* Bernie wrote about that new Illinois Policy Institute “documentary” about House Speaker Michael Madigan…
The [Illinois Policy Institute press release] promises “an impressive lineup of interviews,” and on the list is Rich Miller, publisher of the Capitol Fax newsletter and blog. But Miller says he was never told, when he sat for an interview last week, that Illinois Policy was involved, and he would not have participated had he known.
“I … wouldn’t have consented if the project was backed by the Illinois AFL-CIO, either,” Miller told me. […]
Miller later told me the questions he was asked were fine, but he felt he had been “duped into participating in an Illinois Policy Institute project.”
He added that he has “no idea if the producer and director knew who was funding them. I asked them numerous times on Tuesday who was providing the money, and they kept saying it was Emergent.”
I brought someone with me to the interview, so he can attest to the fact that I repeatedly asked about who was behind the project.
* And a day after I did a post about the flick, Chicago Tribune editorial cartoonist Scott Stantis revealed in an e-mail to me that he was also duped into doing the doc…
Thanks for posting about the IPI “documentary”. I have the same story. When I asked who was doing the documentary they said they were. That Madigan was an interesting subject unknown to the rest of the country. I didn’t press them. Live and learn, I guess.

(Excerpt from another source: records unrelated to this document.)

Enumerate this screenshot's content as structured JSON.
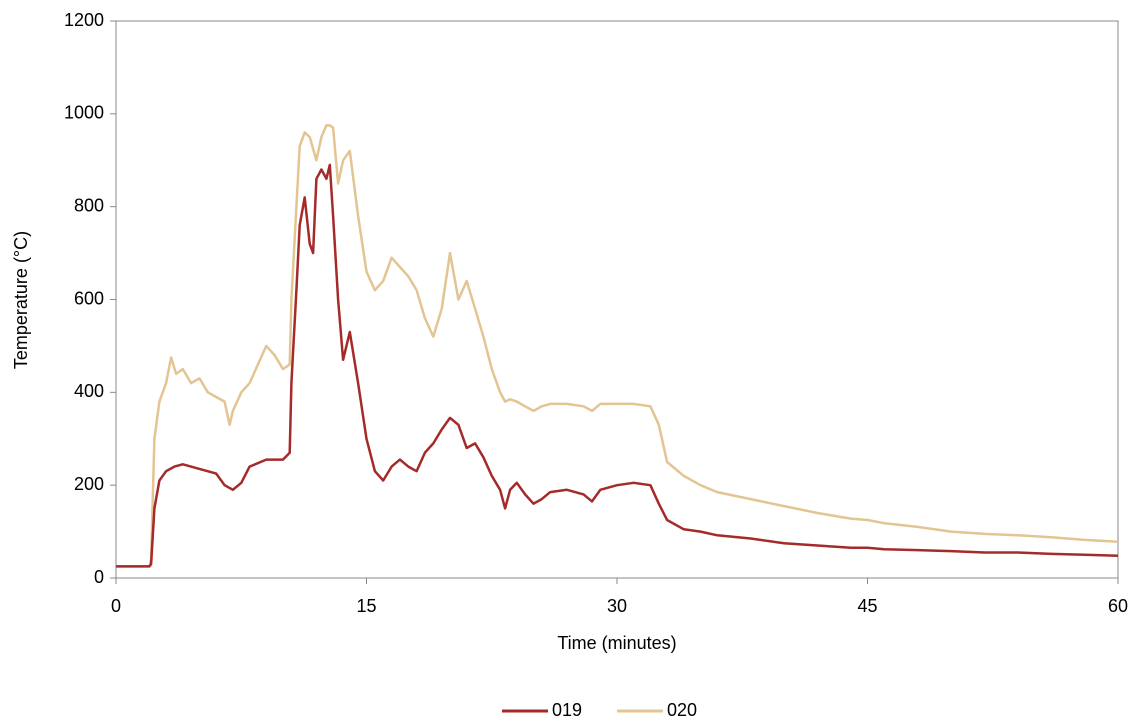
{
  "chart_data": {
    "type": "line",
    "x_label": "Time (minutes)",
    "y_label": "Temperature (°C)",
    "xlim": [
      0,
      60
    ],
    "xticks": [
      0,
      15,
      30,
      45,
      60
    ],
    "ylim": [
      0,
      1200
    ],
    "yticks": [
      0,
      200,
      400,
      600,
      800,
      1000,
      1200
    ],
    "legend": "bottom",
    "series": [
      {
        "name": "019",
        "color": "#a52a2a",
        "x": [
          0,
          1,
          2,
          2.1,
          2.3,
          2.6,
          3,
          3.5,
          4,
          5,
          6,
          6.5,
          7,
          7.5,
          8,
          9,
          10,
          10.4,
          10.5,
          10.8,
          11,
          11.3,
          11.6,
          11.8,
          12,
          12.3,
          12.6,
          12.8,
          13,
          13.3,
          13.6,
          14,
          14.5,
          15,
          15.5,
          16,
          16.5,
          17,
          17.5,
          18,
          18.5,
          19,
          19.5,
          20,
          20.5,
          21,
          21.5,
          22,
          22.5,
          23,
          23.3,
          23.6,
          24,
          24.5,
          25,
          25.5,
          26,
          27,
          28,
          28.5,
          29,
          30,
          31,
          32,
          32.5,
          33,
          34,
          35,
          36,
          38,
          40,
          42,
          44,
          45,
          46,
          48,
          50,
          52,
          54,
          56,
          58,
          60
        ],
        "values": [
          25,
          25,
          25,
          30,
          150,
          210,
          230,
          240,
          245,
          235,
          225,
          200,
          190,
          205,
          240,
          255,
          255,
          270,
          420,
          620,
          760,
          820,
          720,
          700,
          860,
          880,
          860,
          890,
          780,
          600,
          470,
          530,
          420,
          300,
          230,
          210,
          240,
          255,
          240,
          230,
          270,
          290,
          320,
          345,
          330,
          280,
          290,
          260,
          220,
          190,
          150,
          190,
          205,
          180,
          160,
          170,
          185,
          190,
          180,
          165,
          190,
          200,
          205,
          200,
          160,
          125,
          105,
          100,
          92,
          85,
          75,
          70,
          65,
          65,
          62,
          60,
          58,
          55,
          55,
          52,
          50,
          48
        ]
      },
      {
        "name": "020",
        "color": "#e3c493",
        "x": [
          0,
          2,
          2.1,
          2.3,
          2.6,
          3,
          3.3,
          3.6,
          4,
          4.5,
          5,
          5.5,
          6,
          6.5,
          6.8,
          7,
          7.5,
          8,
          8.5,
          9,
          9.5,
          10,
          10.4,
          10.5,
          10.8,
          11,
          11.3,
          11.6,
          12,
          12.3,
          12.6,
          12.8,
          13,
          13.3,
          13.6,
          14,
          14.5,
          15,
          15.5,
          16,
          16.5,
          17,
          17.5,
          18,
          18.5,
          19,
          19.5,
          20,
          20.5,
          21,
          21.5,
          22,
          22.5,
          23,
          23.3,
          23.6,
          24,
          24.5,
          25,
          25.5,
          26,
          27,
          28,
          28.5,
          29,
          30,
          31,
          32,
          32.5,
          33,
          34,
          35,
          36,
          38,
          40,
          42,
          44,
          45,
          46,
          48,
          50,
          52,
          54,
          56,
          58,
          60
        ],
        "values": [
          25,
          25,
          40,
          300,
          380,
          420,
          475,
          440,
          450,
          420,
          430,
          400,
          390,
          380,
          330,
          360,
          400,
          420,
          460,
          500,
          480,
          450,
          460,
          600,
          800,
          930,
          960,
          950,
          900,
          950,
          975,
          975,
          970,
          850,
          900,
          920,
          780,
          660,
          620,
          640,
          690,
          670,
          650,
          620,
          560,
          520,
          580,
          700,
          600,
          640,
          580,
          520,
          450,
          400,
          380,
          385,
          380,
          370,
          360,
          370,
          375,
          375,
          370,
          360,
          375,
          375,
          375,
          370,
          330,
          250,
          220,
          200,
          185,
          170,
          155,
          140,
          128,
          125,
          118,
          110,
          100,
          95,
          92,
          88,
          82,
          78
        ]
      }
    ]
  }
}
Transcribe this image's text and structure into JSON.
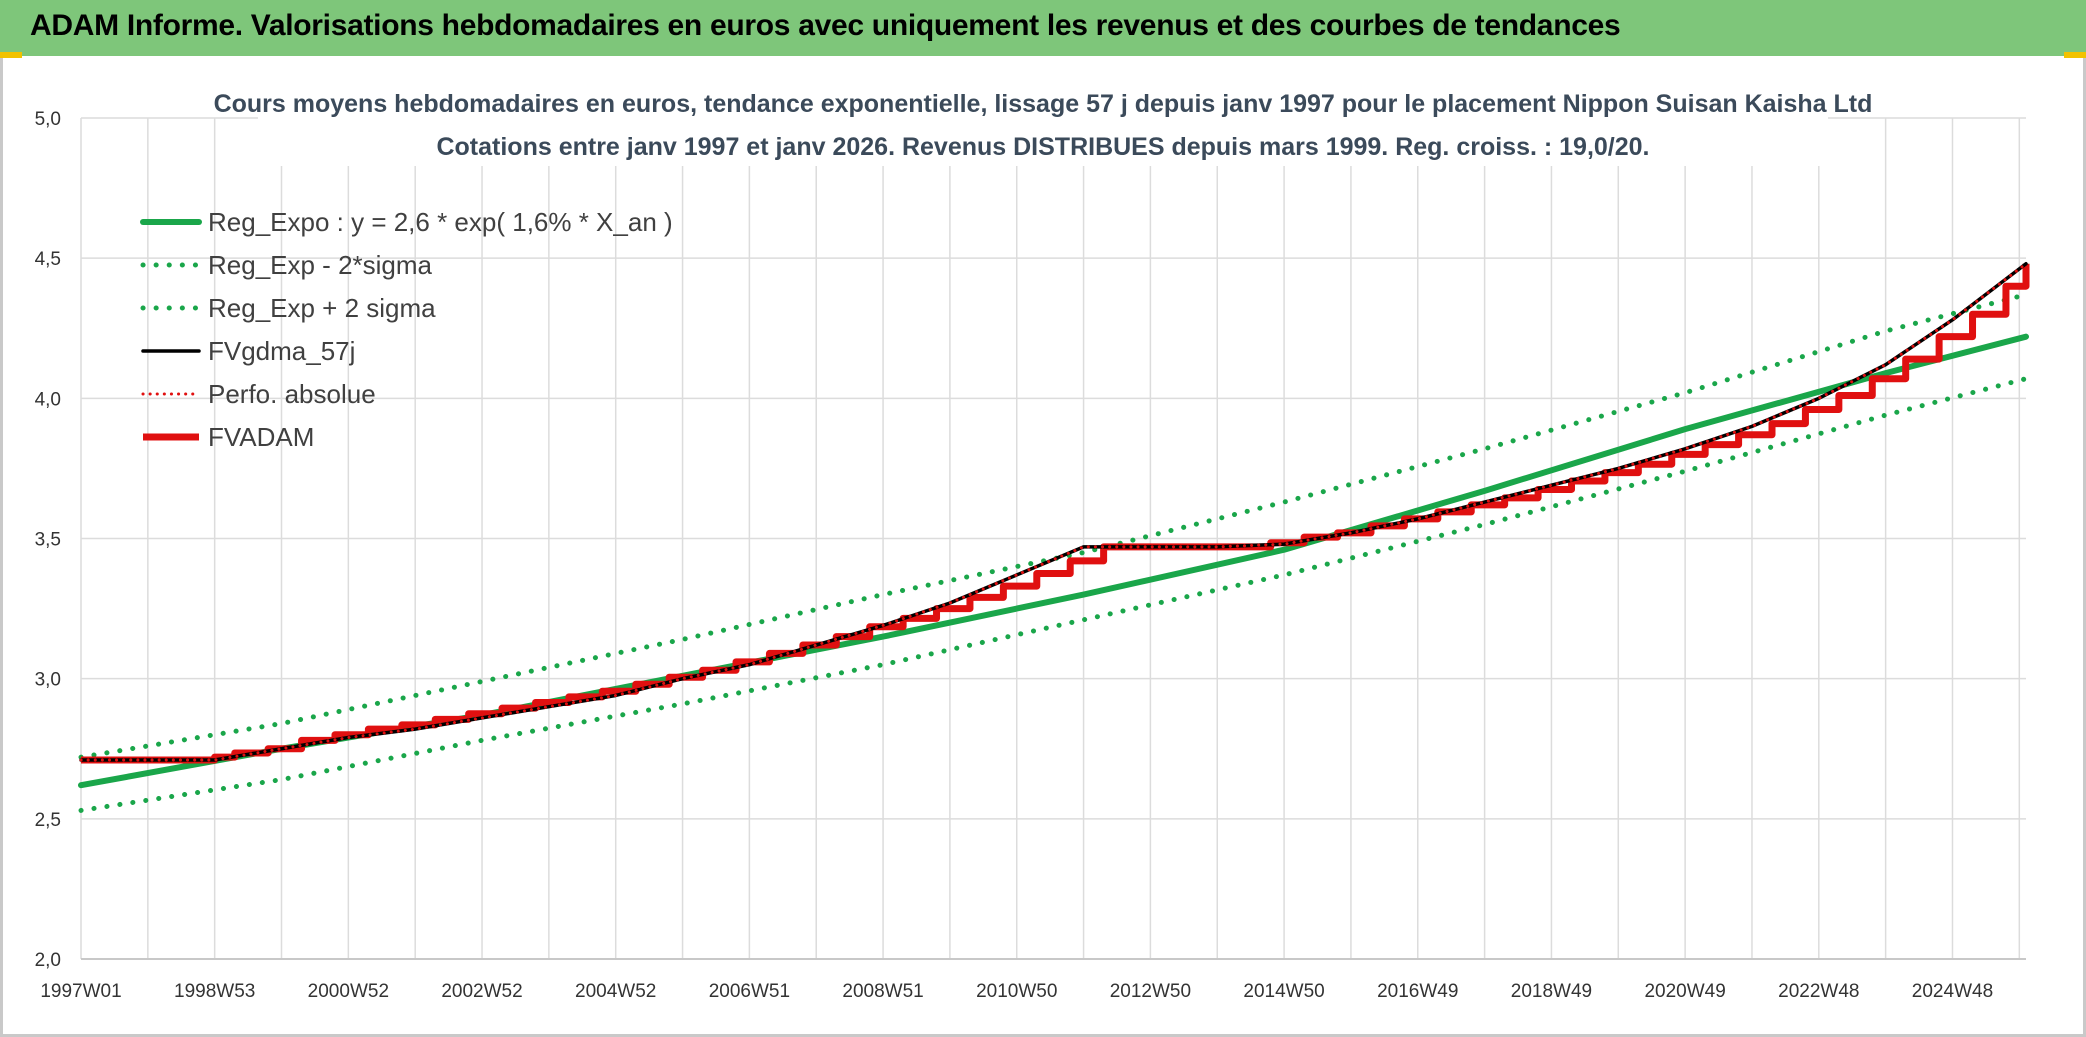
{
  "header": {
    "title": "ADAM Informe. Valorisations hebdomadaires en euros avec uniquement les revenus et des courbes de tendances",
    "background": "#7ec67a"
  },
  "chart_data": {
    "type": "line",
    "title_line1": "Cours moyens hebdomadaires en euros, tendance exponentielle, lissage 57 j depuis janv 1997 pour le placement Nippon Suisan Kaisha Ltd",
    "title_line2": "Cotations entre janv 1997 et janv 2026. Revenus DISTRIBUES depuis mars 1999. Reg. croiss. : 19,0/20.",
    "xlabel": "",
    "ylabel": "",
    "xlim": [
      1997.0,
      2026.1
    ],
    "ylim": [
      2.0,
      5.0
    ],
    "grid": true,
    "legend_position": "top-left",
    "x_ticks": [
      {
        "label": "1997W01",
        "x": 1997.0
      },
      {
        "label": "1998W53",
        "x": 1999.0
      },
      {
        "label": "2000W52",
        "x": 2001.0
      },
      {
        "label": "2002W52",
        "x": 2003.0
      },
      {
        "label": "2004W52",
        "x": 2005.0
      },
      {
        "label": "2006W51",
        "x": 2007.0
      },
      {
        "label": "2008W51",
        "x": 2009.0
      },
      {
        "label": "2010W50",
        "x": 2011.0
      },
      {
        "label": "2012W50",
        "x": 2013.0
      },
      {
        "label": "2014W50",
        "x": 2015.0
      },
      {
        "label": "2016W49",
        "x": 2017.0
      },
      {
        "label": "2018W49",
        "x": 2019.0
      },
      {
        "label": "2020W49",
        "x": 2021.0
      },
      {
        "label": "2022W48",
        "x": 2023.0
      },
      {
        "label": "2024W48",
        "x": 2025.0
      }
    ],
    "y_ticks": [
      {
        "label": "5,0",
        "y": 5.0
      },
      {
        "label": "4,5",
        "y": 4.5
      },
      {
        "label": "4,0",
        "y": 4.0
      },
      {
        "label": "3,5",
        "y": 3.5
      },
      {
        "label": "3,0",
        "y": 3.0
      },
      {
        "label": "2,5",
        "y": 2.5
      },
      {
        "label": "2,0",
        "y": 2.0
      }
    ],
    "series": [
      {
        "name": "Reg_Expo : y = 2,6 * exp( 1,6% *  X_an )",
        "color": "#1aa64a",
        "style": "solid",
        "x": [
          1997.0,
          2000.0,
          2003.0,
          2006.0,
          2009.0,
          2012.0,
          2015.0,
          2018.0,
          2021.0,
          2024.0,
          2026.1
        ],
        "y": [
          2.62,
          2.75,
          2.87,
          3.01,
          3.15,
          3.3,
          3.46,
          3.67,
          3.89,
          4.09,
          4.22
        ]
      },
      {
        "name": "Reg_Exp - 2*sigma",
        "color": "#1aa64a",
        "style": "dotted",
        "x": [
          1997.0,
          2000.0,
          2003.0,
          2006.0,
          2009.0,
          2012.0,
          2015.0,
          2018.0,
          2021.0,
          2024.0,
          2026.1
        ],
        "y": [
          2.53,
          2.64,
          2.78,
          2.91,
          3.05,
          3.21,
          3.37,
          3.55,
          3.74,
          3.94,
          4.07
        ]
      },
      {
        "name": "Reg_Exp + 2 sigma",
        "color": "#1aa64a",
        "style": "dotted",
        "x": [
          1997.0,
          2000.0,
          2003.0,
          2006.0,
          2009.0,
          2012.0,
          2015.0,
          2018.0,
          2021.0,
          2024.0,
          2026.1
        ],
        "y": [
          2.72,
          2.84,
          2.99,
          3.14,
          3.3,
          3.45,
          3.63,
          3.82,
          4.02,
          4.24,
          4.37
        ]
      },
      {
        "name": "FVgdma_57j",
        "color": "#000000",
        "style": "solid",
        "x": [
          1997.0,
          1999.0,
          2000.0,
          2001.0,
          2002.0,
          2003.0,
          2004.0,
          2005.0,
          2006.0,
          2007.0,
          2008.0,
          2009.0,
          2010.0,
          2011.0,
          2012.0,
          2013.0,
          2014.0,
          2015.0,
          2016.0,
          2017.0,
          2018.0,
          2019.0,
          2020.0,
          2021.0,
          2022.0,
          2023.0,
          2024.0,
          2025.0,
          2026.1
        ],
        "y": [
          2.71,
          2.71,
          2.75,
          2.79,
          2.82,
          2.86,
          2.9,
          2.94,
          3.0,
          3.05,
          3.12,
          3.19,
          3.27,
          3.37,
          3.47,
          3.47,
          3.47,
          3.48,
          3.52,
          3.57,
          3.63,
          3.69,
          3.75,
          3.82,
          3.9,
          4.0,
          4.12,
          4.28,
          4.48
        ]
      },
      {
        "name": "Perfo. absolue",
        "color": "#e01010",
        "style": "dotted",
        "x": [
          1997.0,
          1999.0,
          2000.0,
          2001.0,
          2002.0,
          2003.0,
          2004.0,
          2005.0,
          2006.0,
          2007.0,
          2008.0,
          2009.0,
          2010.0,
          2011.0,
          2012.0,
          2013.0,
          2014.0,
          2015.0,
          2016.0,
          2017.0,
          2018.0,
          2019.0,
          2020.0,
          2021.0,
          2022.0,
          2023.0,
          2024.0,
          2025.0,
          2026.1
        ],
        "y": [
          2.71,
          2.71,
          2.75,
          2.79,
          2.82,
          2.86,
          2.9,
          2.94,
          3.0,
          3.05,
          3.12,
          3.19,
          3.27,
          3.37,
          3.47,
          3.47,
          3.47,
          3.48,
          3.52,
          3.57,
          3.63,
          3.69,
          3.75,
          3.82,
          3.9,
          4.0,
          4.12,
          4.28,
          4.48
        ]
      },
      {
        "name": "FVADAM",
        "color": "#e01010",
        "style": "step",
        "x": [
          1997.0,
          1999.0,
          1999.3,
          1999.8,
          2000.3,
          2000.8,
          2001.3,
          2001.8,
          2002.3,
          2002.8,
          2003.3,
          2003.8,
          2004.3,
          2004.8,
          2005.3,
          2005.8,
          2006.3,
          2006.8,
          2007.3,
          2007.8,
          2008.3,
          2008.8,
          2009.3,
          2009.8,
          2010.3,
          2010.8,
          2011.3,
          2011.8,
          2012.3,
          2014.3,
          2014.8,
          2015.3,
          2015.8,
          2016.3,
          2016.8,
          2017.3,
          2017.8,
          2018.3,
          2018.8,
          2019.3,
          2019.8,
          2020.3,
          2020.8,
          2021.3,
          2021.8,
          2022.3,
          2022.8,
          2023.3,
          2023.8,
          2024.3,
          2024.8,
          2025.3,
          2025.8,
          2026.1
        ],
        "y": [
          2.71,
          2.72,
          2.735,
          2.75,
          2.78,
          2.8,
          2.82,
          2.835,
          2.855,
          2.875,
          2.895,
          2.915,
          2.935,
          2.955,
          2.98,
          3.005,
          3.03,
          3.06,
          3.09,
          3.12,
          3.15,
          3.185,
          3.215,
          3.25,
          3.29,
          3.33,
          3.375,
          3.42,
          3.47,
          3.47,
          3.485,
          3.505,
          3.52,
          3.545,
          3.57,
          3.595,
          3.62,
          3.645,
          3.675,
          3.705,
          3.735,
          3.765,
          3.8,
          3.835,
          3.87,
          3.91,
          3.96,
          4.01,
          4.07,
          4.14,
          4.22,
          4.3,
          4.4,
          4.48
        ]
      }
    ]
  }
}
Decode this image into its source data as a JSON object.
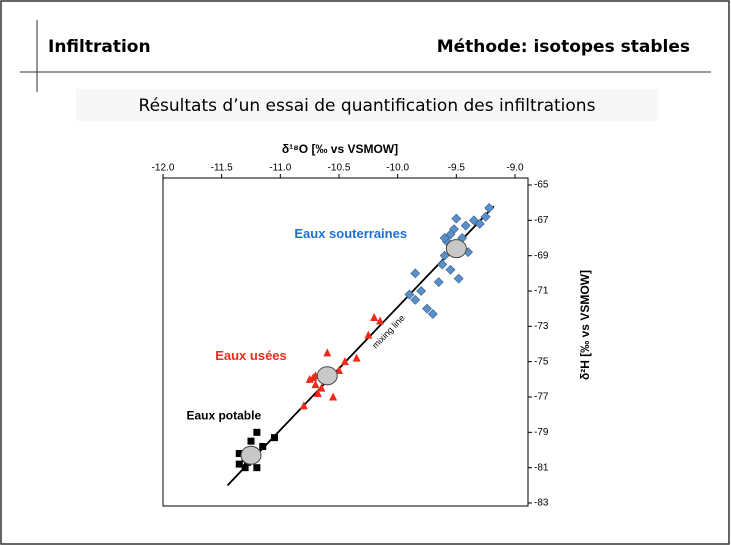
{
  "header": {
    "left": "Infiltration",
    "right": "Méthode: isotopes stables"
  },
  "caption": "Résultats d’un essai de quantification des infiltrations",
  "chart_data": {
    "type": "scatter",
    "x_label": "δ¹⁸O [‰ vs VSMOW]",
    "y_label": "δ²H [‰ vs VSMOW]",
    "xlim": [
      -12.0,
      -9.0
    ],
    "xticks": [
      {
        "value": -12.0,
        "label": "-12.0"
      },
      -11.5,
      {
        "value": -11.0,
        "label": "-11.0"
      },
      -10.5,
      {
        "value": -10.0,
        "label": "-10.0"
      },
      -9.5,
      {
        "value": -9.0,
        "label": "-9.0"
      }
    ],
    "ylim": [
      -83,
      -65
    ],
    "yticks": [
      -83,
      -81,
      -79,
      -77,
      -75,
      -73,
      -71,
      -69,
      -67,
      -65
    ],
    "series": [
      {
        "name": "Eaux potable",
        "color": "#000000",
        "marker": "square",
        "x": [
          -11.35,
          -11.3,
          -11.25,
          -11.2,
          -11.3,
          -11.2,
          -11.15,
          -11.25,
          -11.2,
          -11.05,
          -11.35,
          -11.28
        ],
        "values": [
          -80.8,
          -80.5,
          -80.0,
          -80.3,
          -81.0,
          -81.0,
          -79.8,
          -79.5,
          -79.0,
          -79.3,
          -80.2,
          -80.7
        ]
      },
      {
        "name": "Eaux usées",
        "color": "#ee2b1b",
        "marker": "triangle",
        "x": [
          -10.75,
          -10.7,
          -10.72,
          -10.65,
          -10.6,
          -10.8,
          -10.6,
          -10.55,
          -10.68,
          -10.5,
          -10.45,
          -10.35,
          -10.25,
          -10.2,
          -10.15,
          -10.7
        ],
        "values": [
          -76.0,
          -76.3,
          -75.9,
          -76.5,
          -76.0,
          -77.5,
          -74.5,
          -77.0,
          -76.8,
          -75.5,
          -75.0,
          -74.8,
          -73.5,
          -72.5,
          -72.7,
          -75.8
        ]
      },
      {
        "name": "Eaux souterraines",
        "color": "#1f6fd1",
        "marker": "diamond",
        "x": [
          -9.85,
          -9.8,
          -9.75,
          -9.7,
          -9.65,
          -9.62,
          -9.6,
          -9.58,
          -9.55,
          -9.5,
          -9.52,
          -9.48,
          -9.45,
          -9.42,
          -9.4,
          -9.35,
          -9.3,
          -9.25,
          -9.22,
          -9.6,
          -9.55,
          -9.5,
          -9.85,
          -9.9
        ],
        "values": [
          -71.5,
          -71.0,
          -72.0,
          -72.3,
          -70.5,
          -69.5,
          -69.0,
          -68.2,
          -69.8,
          -68.5,
          -67.5,
          -70.3,
          -68.0,
          -67.3,
          -68.8,
          -67.0,
          -67.2,
          -66.8,
          -66.3,
          -68.0,
          -67.8,
          -66.9,
          -70.0,
          -71.2
        ]
      },
      {
        "color": "#c8c8c8",
        "marker": "circle",
        "x": [
          -11.25,
          -10.6,
          -9.5
        ],
        "values": [
          -80.3,
          -75.8,
          -68.6
        ]
      }
    ],
    "mixing_line": {
      "label": "mixing line",
      "x": [
        -11.45,
        -9.18
      ],
      "values": [
        -82,
        -66.2
      ]
    }
  }
}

* Considering my witness and Stantis’ e-mail, perhaps the Illinois Policy Institute’s Diana Rickert might want to reconsider this quote…
“Rich’s comments are strange. The film crew is top notch, and was very forthcoming about the scope of the documentary and our involvement when asked who was funding the project. We’ve been critical of Speaker Madigan and his political machine for many years, so we’re certainly not shy about our work on this issue. It’s not like Rich was stopped on the sidewalk in Springfield and caught off-guard with a random guy filming with his iPhone; the interview was scheduled in advance, he signed a release form and he even went out for drinks with the film crew after they were done. Our research was used as the premise of many questions. Some of the other interviews for our documentary were even filmed in our Chicago office.”
I didn’t just go out to drinks with the director and producer, I took them both out to dinner. They seemed like fine sorts and they did ask reasonable questions, and, yes, a couple/three were based on stuff I’ve read at the Illinois Policy Institute’s website.
My beef is with this dishonest secrecy. And the Illinois Policy Institute is compounding their dishonesty by not telling the truth now. Some interview subjects may very well have been told about the group’s participation. I was not, and Stantis says he wasn’t, either.